Only victims have a destiny.

And the hunter, who believed
whatever struggles
begs to be torn apart:

that part is paralyzed.
(Triumph)

Like Achilles in the title poem, she lets the mortal part free of her god-like ambitions and is rewarded with love as well as loss.

In The Triumph of Achilles, the body, its hungers and attachments, the "part that loved / the part that was mortal," are more genuinely appreciated than before. In "The Embrace" Glück's lover enables her to relearn the "original need" to be touched, leading her back to "a kind of splendor / as all that is wild comes to the surface" (Triumph). The volume overflows with passion, and that passion is welcomed more often than before. Glück seems now to believe that while one cannot simultaneously be a poet and a lover, one can appreciate being each in sequence. She emphasizes the joy of sensually satisfied lovers, even when they have been changed "to a mute couple." Their desires for language and a permanent verbal record are incompatible with their desires for a transitory physical union that dissolves ego boundaries and transcends language, but the situation seems merely ironic, not desperate or threatening:

Then why did we worship clarity,
to speak, in the end, only each other's names,
to speak, as now, not even whole words,
only vowels?
Finally, this is what we craved,
this lying in the bright light without distinction—
we who would leave behind
exact records.
(Triumph)

"The Reproach" also presents this conflict humorously; the poet reproaches Eros because he has given her what every woman supposedly dreams of finding—her "true love." In so doing, he has nearly deprived her of her art:

What is a poet
without dreams?
I lie awake; I feel
actual flesh upon me,
meaning to silence me—
(Triumph)

Art depends on desire; the artist, Glück still insists, must remain dedicated to hunger.

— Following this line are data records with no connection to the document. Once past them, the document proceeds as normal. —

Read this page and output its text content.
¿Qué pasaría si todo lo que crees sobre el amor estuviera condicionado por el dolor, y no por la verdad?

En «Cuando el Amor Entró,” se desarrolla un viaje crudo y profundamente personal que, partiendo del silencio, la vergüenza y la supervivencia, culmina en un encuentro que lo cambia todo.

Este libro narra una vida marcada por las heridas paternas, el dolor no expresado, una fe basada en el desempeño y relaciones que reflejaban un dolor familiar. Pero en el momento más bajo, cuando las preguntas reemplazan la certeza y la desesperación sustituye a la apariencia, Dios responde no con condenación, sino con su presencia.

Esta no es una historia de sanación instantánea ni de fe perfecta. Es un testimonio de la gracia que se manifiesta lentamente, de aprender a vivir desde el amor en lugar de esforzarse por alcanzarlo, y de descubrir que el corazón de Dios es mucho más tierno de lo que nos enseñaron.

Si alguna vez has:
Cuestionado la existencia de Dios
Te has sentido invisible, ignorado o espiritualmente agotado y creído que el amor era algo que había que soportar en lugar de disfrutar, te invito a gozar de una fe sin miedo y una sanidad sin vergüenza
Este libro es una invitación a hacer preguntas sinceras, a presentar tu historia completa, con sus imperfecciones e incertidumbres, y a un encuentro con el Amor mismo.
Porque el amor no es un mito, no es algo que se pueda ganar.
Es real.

Yet there has been a shift in emphasis. She no longer sees this renunciation as a distinctly female necessity or as something to counter particularly female weakness. Nor is her abstinence governed by the terror of growth and development, by the anorexic's fanatical devotion to starvation, or, for the most part, by the disturbing abhorrence of female sexuality that characterized her preceding volumes. Thus, in the poem "Summer," both she and her artist husband relinquish without regret the sating passions of summer for the creative isolation of autumn. As desiring, separate individuals, "We were artists again, my husband. / We could resume the journey" (Triumph).

A happy ending to one poet's "struggle against self-loathing"? No, nothing so reassuringly simple. Certainly from a feminist perspective, Glück's increasing acceptance of herself as a woman, and her higher valuation of female sexuality and of female linguistic powers mark definite progress. Yet any individual's ability to change is inevitably limited. Glück's poetics were founded on the anorexic's renunciative orientation, and though flexed and stretched somewhat, they remain largely unchanged. The attitudes expressed in her recent work also remain strongly linked to those in her earlier collections. That Glück's model in her latest volume is the male hero Achilles indicates the continuation of a male-centered perspective. Some of her recent poems still present her own sexual desire and orgasmic experience as imprisoning forces before which she is despicably and terrifyingly out of control. Glück has not passed beyond selfloathing, and this makes reading her work still a profoundly uncomfortable experience. Yet it would be false to suggest that in Glück's case the ongoing nature of her struggle has greatly restricted the power of her art; on the contrary, one could argue that this inner battle is precisely what electrifies her poetry. Nor should feminist readers and critics turn away from her and others like her, devoting attention solely to artists who themselves bring feminist analyses to bear upon their experience or whose more inspiring personal histories better point us toward positive change. Feminist scholarship will be enriched by remaining in touch with the varied perspectives of the many women writing today, including those like Louise Glück, whose poetry raises crucial, disturbing issues about women's complicity in their own oppression.